A kind of asynchronic overlay

I try to undo the distinction that’s usually made between “fiction” and “reality,” as though “fiction” were synonymous with fakery. I don’t think that’s the right layout to work with; I think there’s something else going on. […] I try to argue that “fiction” is best understood in terms of a gap or interim, a delay or décalage — what Hamlet calls an out-of-jointness. Another way of thinking about this would be […] as a kind of asynchronic overlay. And vitally, what this overlay gives rise to, in its collisions and its recesses, is a possibility — and an ethics — of witnessing. Tell him we were here, says Vladimir to the boy-angel amid all the replays and repetition loops and waiting periods of Godot: Don’t turn up here tomorrow and deny you ever saw me.
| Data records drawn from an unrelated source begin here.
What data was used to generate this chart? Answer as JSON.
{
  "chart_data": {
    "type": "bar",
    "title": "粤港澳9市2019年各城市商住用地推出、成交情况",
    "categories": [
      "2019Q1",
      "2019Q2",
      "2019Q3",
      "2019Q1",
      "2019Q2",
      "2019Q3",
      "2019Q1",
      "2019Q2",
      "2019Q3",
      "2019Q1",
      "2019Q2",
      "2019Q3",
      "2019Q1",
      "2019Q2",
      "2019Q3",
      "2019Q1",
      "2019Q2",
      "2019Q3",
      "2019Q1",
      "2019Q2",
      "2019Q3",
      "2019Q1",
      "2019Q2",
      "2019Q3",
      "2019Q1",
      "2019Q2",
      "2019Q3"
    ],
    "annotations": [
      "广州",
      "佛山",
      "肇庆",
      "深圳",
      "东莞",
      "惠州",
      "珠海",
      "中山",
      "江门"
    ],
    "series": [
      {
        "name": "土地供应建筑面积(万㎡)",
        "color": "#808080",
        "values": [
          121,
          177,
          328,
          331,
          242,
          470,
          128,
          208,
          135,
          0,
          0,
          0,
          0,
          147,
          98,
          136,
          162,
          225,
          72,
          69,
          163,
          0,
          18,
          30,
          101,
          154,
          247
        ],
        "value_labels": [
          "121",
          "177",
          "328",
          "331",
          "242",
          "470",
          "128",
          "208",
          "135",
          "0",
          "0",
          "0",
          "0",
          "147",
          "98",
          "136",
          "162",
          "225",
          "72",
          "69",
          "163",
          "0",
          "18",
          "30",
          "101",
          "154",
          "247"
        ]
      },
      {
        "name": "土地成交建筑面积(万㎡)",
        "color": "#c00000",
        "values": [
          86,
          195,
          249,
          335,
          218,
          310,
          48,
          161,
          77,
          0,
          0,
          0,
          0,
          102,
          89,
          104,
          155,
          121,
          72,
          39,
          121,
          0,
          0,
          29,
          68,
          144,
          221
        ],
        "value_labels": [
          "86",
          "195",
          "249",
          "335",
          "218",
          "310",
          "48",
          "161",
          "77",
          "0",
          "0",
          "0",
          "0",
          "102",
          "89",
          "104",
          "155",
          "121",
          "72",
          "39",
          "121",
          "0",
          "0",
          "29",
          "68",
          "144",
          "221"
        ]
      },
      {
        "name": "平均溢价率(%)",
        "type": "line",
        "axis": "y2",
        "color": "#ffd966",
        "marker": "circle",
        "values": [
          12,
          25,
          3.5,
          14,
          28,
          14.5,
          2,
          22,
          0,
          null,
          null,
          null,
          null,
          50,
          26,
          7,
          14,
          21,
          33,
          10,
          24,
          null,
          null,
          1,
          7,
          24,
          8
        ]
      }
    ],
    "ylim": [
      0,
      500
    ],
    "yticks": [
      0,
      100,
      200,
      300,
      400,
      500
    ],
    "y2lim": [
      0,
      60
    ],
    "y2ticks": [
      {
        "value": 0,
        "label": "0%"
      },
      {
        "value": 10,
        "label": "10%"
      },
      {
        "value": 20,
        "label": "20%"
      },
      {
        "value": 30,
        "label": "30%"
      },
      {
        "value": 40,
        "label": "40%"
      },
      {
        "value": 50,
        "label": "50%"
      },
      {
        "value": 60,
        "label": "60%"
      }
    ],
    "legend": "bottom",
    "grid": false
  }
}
Then, watching Estragon sleeping, he asks himself, “Was I sleeping, while the others suffered?”; and he muses that someone is also watching over him (Vladimir) and thinking: “He is sleeping, he knows nothing, let him sleep on.” Now, of course someone is watching him — it’s a play! But beyond that, I think Beckett is invoking the notion of literature as a shared or consensual hallucination in which the act of witnessing, of affirming the existence of “the others,” becomes possible. This is not a journalistic or “scientific” act; it’s ultimately an imaginative one, an act of the imagination.